In The Terror Dream, Susan Faludi describes how the belief in spiritual equality before God among Puritan settlers in America briefly opened up a new space for women in the seventeenth century. Due to the proliferation of printing presses, this period was marked by the unprecedented publication of accounts of women’s psychological and spiritual struggles during periods of captivity following raids by American Indian tribes during King Philip’s War which lasted from 1675 to 1678.
The captivity experience provided a constant reminder to the settlers of what Faludi describes as the “struggle-toward-submission ideal” that bound both men and women together.
And by championing that experience, Puritan society wound up championing a vision of femininity in which the rigours of the frontier were confronted by a woman who, however humble and dependent on God, was active, enterprising, and rigorous in her pursuit of that humility and dependency.
The Judea Capta was a complex figure, not least because of the context of war and the fight to conquer the continent that she emerged in. The space for women’s voices and experience that opened up with the publication of A Narrative of the Captivity and Restoration of Mrs. Mary Rowlandson in 1682 was one that was also closely monitored and controlled. And it was quickly closed down notions of male authority and superior strength were threatened by accounts of resilient, determined women. There were also concerns that some women evidently preferred living among their “captors” and were reluctant to return to their old lives.
A pivotal story was that of Hannah Duston who was seized by Abenaki warriors who killed her five-day old baby. Dustin escaped after killing nine of her captors, shocking her community when she returned with 10 scalps with the intention of collecting the £50 bounty offered for each.
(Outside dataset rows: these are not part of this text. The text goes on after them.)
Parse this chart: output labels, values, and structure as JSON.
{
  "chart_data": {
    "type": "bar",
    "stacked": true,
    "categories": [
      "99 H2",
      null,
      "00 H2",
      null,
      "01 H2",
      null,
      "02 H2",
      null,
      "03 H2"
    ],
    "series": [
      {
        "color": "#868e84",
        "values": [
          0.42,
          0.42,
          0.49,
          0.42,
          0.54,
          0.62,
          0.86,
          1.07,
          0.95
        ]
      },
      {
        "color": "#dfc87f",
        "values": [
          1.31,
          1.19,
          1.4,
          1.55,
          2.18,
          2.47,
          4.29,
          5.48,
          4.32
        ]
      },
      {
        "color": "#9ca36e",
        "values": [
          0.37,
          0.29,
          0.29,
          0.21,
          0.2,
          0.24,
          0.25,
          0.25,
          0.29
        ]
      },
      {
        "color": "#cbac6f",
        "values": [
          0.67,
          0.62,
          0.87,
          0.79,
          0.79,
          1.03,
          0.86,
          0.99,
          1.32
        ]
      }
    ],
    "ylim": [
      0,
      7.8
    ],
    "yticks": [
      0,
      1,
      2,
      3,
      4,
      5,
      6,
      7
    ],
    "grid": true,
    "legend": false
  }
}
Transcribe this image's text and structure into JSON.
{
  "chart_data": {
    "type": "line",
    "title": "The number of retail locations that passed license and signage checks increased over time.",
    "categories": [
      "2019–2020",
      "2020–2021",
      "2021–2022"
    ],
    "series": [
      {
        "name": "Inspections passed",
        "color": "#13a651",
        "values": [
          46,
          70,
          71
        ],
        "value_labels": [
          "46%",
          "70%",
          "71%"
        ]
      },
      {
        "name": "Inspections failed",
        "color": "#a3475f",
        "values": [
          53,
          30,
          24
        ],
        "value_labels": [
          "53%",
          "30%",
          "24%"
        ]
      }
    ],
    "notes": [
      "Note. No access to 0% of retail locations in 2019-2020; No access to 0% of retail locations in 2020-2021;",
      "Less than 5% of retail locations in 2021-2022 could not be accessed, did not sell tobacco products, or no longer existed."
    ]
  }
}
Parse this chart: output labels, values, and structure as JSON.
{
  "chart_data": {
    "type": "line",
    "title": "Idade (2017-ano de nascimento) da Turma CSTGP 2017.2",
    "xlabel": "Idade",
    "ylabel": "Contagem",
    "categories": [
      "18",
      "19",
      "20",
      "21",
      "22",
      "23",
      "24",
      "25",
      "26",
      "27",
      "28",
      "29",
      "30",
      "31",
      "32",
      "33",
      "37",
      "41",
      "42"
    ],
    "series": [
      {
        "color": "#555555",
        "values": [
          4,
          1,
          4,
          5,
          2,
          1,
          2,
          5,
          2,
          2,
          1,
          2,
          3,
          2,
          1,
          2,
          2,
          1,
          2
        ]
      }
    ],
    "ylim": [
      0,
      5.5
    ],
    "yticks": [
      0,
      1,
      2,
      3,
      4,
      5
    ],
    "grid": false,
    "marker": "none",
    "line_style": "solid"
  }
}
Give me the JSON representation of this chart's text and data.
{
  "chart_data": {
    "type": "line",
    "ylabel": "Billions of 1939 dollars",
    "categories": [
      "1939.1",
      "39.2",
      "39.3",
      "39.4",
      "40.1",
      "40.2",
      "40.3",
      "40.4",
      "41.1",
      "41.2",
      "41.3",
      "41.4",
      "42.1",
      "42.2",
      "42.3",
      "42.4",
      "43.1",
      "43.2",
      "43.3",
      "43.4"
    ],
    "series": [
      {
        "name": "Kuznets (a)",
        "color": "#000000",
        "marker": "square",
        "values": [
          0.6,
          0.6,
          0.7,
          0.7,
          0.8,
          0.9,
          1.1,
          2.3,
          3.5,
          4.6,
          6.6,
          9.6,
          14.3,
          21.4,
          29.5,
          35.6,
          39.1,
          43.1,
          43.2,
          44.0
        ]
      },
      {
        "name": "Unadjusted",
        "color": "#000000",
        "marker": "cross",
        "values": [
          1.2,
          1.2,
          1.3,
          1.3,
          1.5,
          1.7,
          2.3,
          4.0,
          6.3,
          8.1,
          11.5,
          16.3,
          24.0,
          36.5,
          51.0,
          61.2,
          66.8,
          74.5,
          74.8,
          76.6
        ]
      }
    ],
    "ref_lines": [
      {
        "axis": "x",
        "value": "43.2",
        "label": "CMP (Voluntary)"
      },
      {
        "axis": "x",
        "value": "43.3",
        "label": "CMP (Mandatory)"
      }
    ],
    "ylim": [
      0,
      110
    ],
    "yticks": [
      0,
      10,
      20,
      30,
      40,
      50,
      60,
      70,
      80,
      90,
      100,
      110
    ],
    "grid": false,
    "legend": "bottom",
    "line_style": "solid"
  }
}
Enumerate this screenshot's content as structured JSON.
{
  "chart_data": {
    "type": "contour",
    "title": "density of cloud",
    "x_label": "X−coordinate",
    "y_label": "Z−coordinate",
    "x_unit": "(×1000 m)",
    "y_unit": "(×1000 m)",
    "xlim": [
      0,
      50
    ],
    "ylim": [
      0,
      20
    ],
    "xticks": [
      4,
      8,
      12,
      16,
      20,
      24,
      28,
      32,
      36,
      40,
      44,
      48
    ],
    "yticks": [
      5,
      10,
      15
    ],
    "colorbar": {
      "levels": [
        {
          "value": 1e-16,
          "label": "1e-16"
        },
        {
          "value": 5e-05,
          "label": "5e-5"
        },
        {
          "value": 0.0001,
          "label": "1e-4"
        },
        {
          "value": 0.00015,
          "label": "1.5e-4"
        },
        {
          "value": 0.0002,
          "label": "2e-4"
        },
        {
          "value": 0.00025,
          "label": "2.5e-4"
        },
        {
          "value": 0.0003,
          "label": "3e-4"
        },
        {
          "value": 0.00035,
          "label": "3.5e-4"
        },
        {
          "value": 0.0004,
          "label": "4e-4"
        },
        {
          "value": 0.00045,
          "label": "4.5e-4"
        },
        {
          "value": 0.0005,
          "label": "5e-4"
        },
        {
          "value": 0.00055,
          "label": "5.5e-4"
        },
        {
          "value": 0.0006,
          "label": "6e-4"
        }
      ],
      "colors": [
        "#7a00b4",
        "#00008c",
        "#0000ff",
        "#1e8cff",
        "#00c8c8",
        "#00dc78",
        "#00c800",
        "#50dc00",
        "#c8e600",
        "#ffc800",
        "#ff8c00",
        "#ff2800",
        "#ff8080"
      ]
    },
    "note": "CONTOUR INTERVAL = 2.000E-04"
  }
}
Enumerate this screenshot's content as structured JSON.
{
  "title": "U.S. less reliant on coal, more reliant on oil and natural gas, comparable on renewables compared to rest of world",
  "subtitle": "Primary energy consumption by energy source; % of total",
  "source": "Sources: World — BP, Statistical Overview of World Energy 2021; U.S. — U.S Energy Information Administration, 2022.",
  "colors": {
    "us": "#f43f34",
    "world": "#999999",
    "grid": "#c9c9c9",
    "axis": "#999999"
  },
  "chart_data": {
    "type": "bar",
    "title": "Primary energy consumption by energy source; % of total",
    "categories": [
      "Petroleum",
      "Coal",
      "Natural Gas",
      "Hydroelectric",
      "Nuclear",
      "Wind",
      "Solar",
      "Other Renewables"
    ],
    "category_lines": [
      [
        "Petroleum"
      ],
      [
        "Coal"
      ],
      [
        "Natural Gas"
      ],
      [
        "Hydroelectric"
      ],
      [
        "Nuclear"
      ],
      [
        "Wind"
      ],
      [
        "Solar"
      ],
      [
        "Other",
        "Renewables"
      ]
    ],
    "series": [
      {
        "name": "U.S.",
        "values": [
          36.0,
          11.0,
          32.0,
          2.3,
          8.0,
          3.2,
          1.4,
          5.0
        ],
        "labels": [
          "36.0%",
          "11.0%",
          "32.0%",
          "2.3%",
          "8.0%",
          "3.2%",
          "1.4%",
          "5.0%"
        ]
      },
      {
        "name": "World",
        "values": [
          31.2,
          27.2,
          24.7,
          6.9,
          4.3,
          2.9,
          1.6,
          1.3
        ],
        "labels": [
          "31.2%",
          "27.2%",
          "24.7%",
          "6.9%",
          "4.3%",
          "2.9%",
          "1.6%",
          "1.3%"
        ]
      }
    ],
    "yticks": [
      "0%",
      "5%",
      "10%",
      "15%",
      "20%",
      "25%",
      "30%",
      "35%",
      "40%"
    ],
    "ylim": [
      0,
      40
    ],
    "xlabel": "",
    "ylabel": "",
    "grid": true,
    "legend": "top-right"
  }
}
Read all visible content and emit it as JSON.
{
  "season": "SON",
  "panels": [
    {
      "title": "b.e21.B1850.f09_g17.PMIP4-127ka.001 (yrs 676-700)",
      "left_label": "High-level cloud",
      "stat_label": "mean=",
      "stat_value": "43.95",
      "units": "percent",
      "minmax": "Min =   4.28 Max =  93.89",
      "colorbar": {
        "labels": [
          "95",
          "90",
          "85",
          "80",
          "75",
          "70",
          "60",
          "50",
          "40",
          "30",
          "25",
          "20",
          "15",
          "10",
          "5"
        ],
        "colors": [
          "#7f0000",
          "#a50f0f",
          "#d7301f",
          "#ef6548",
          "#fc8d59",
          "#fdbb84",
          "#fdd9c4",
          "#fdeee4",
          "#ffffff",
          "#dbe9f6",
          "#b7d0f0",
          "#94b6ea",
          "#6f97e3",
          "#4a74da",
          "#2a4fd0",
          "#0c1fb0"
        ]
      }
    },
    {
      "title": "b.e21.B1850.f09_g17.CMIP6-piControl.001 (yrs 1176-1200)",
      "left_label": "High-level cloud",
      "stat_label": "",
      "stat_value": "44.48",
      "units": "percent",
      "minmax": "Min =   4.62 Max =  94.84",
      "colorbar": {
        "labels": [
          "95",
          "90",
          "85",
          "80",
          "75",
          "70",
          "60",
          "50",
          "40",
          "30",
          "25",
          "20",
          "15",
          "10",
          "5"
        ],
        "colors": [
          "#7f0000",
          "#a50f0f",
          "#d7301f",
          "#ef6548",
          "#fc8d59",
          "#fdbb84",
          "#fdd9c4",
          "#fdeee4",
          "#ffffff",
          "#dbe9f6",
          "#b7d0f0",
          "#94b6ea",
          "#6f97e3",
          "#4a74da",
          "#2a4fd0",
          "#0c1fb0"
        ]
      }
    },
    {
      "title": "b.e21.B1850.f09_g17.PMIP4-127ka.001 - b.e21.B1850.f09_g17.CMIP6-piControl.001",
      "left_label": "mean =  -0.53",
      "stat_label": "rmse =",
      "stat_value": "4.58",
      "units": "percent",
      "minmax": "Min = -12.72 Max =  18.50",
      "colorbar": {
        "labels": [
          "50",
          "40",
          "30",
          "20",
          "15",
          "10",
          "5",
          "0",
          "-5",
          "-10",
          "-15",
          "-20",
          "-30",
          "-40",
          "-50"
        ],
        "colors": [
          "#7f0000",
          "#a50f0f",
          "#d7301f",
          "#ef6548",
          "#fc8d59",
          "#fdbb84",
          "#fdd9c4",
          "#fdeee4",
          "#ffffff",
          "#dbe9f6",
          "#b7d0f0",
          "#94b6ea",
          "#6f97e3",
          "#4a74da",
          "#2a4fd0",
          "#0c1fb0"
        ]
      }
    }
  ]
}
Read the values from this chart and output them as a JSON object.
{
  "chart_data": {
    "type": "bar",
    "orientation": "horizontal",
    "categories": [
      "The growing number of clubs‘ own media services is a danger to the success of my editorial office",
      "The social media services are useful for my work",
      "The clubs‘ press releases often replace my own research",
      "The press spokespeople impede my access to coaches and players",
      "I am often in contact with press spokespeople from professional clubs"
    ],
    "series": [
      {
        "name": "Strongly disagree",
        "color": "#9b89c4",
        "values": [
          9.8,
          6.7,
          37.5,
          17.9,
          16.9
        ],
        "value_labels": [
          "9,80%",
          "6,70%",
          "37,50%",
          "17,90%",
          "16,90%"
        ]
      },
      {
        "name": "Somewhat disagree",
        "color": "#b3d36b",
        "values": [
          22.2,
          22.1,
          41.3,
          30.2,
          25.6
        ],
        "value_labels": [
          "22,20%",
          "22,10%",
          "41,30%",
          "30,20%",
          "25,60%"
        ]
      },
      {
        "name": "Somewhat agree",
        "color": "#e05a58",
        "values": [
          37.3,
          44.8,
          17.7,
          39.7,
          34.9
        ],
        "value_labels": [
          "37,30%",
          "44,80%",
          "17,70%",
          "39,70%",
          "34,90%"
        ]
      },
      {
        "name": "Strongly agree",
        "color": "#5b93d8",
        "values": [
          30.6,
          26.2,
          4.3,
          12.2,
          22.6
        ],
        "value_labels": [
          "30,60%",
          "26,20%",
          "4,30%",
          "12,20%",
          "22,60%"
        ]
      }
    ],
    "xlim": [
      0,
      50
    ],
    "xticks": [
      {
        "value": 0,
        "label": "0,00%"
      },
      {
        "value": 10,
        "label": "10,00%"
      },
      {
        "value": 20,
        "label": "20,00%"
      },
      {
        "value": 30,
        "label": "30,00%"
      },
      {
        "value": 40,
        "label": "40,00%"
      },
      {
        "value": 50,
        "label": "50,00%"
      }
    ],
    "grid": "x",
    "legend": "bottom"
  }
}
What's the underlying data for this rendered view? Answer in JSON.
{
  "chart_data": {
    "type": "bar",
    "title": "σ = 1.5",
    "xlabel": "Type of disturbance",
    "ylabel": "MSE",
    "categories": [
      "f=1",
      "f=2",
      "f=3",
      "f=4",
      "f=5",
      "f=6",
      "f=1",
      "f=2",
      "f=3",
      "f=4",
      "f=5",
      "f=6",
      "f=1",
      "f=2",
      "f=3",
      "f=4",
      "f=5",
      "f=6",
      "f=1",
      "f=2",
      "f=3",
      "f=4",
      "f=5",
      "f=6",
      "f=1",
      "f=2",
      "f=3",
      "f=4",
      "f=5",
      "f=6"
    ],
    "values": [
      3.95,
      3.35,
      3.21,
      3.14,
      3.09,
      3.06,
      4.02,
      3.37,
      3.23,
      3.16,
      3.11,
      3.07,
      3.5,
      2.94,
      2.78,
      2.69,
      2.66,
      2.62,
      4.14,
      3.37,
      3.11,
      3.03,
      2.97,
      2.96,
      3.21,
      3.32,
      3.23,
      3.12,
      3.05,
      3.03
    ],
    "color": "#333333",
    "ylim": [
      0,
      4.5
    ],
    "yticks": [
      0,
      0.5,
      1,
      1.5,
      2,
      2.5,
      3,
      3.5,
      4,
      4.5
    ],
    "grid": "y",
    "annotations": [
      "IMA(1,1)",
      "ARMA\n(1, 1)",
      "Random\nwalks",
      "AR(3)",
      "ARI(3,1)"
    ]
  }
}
The Judea Capta story not only highlights the role that struggle plays in women’s lives, but also is a means by which we can examine the type of power that women draw upon and utilise.
While interviewing three women who were part of the Durham teaching assistant’s campaign against significant wage cuts I was struck by the degree to which, despite a lack of confidence and feelings of being overwhelmed, they all felt the need to push back and struggle against what was happening to them. In doing so they became vocal activists prepared to speak out even when they were terrified. In refusing to be “victims” they found their voices and no longer felt that they were “asleep” as one of them put it.
Although the contexts and eras are very different, there’s a common thread that suggests a different space in which femininity can be explored and constituted – in confronting that context and struggling towards change. In this sense, Nightingale’s plea is not a call for suffering for its own sake, but for the freedom to engage with life and face the challenge of responding. But as Dustan’s experience almost 200 years earlier shows, there are important questions to consider about the nature of the power women choose to exercise and the methods they use in that struggle.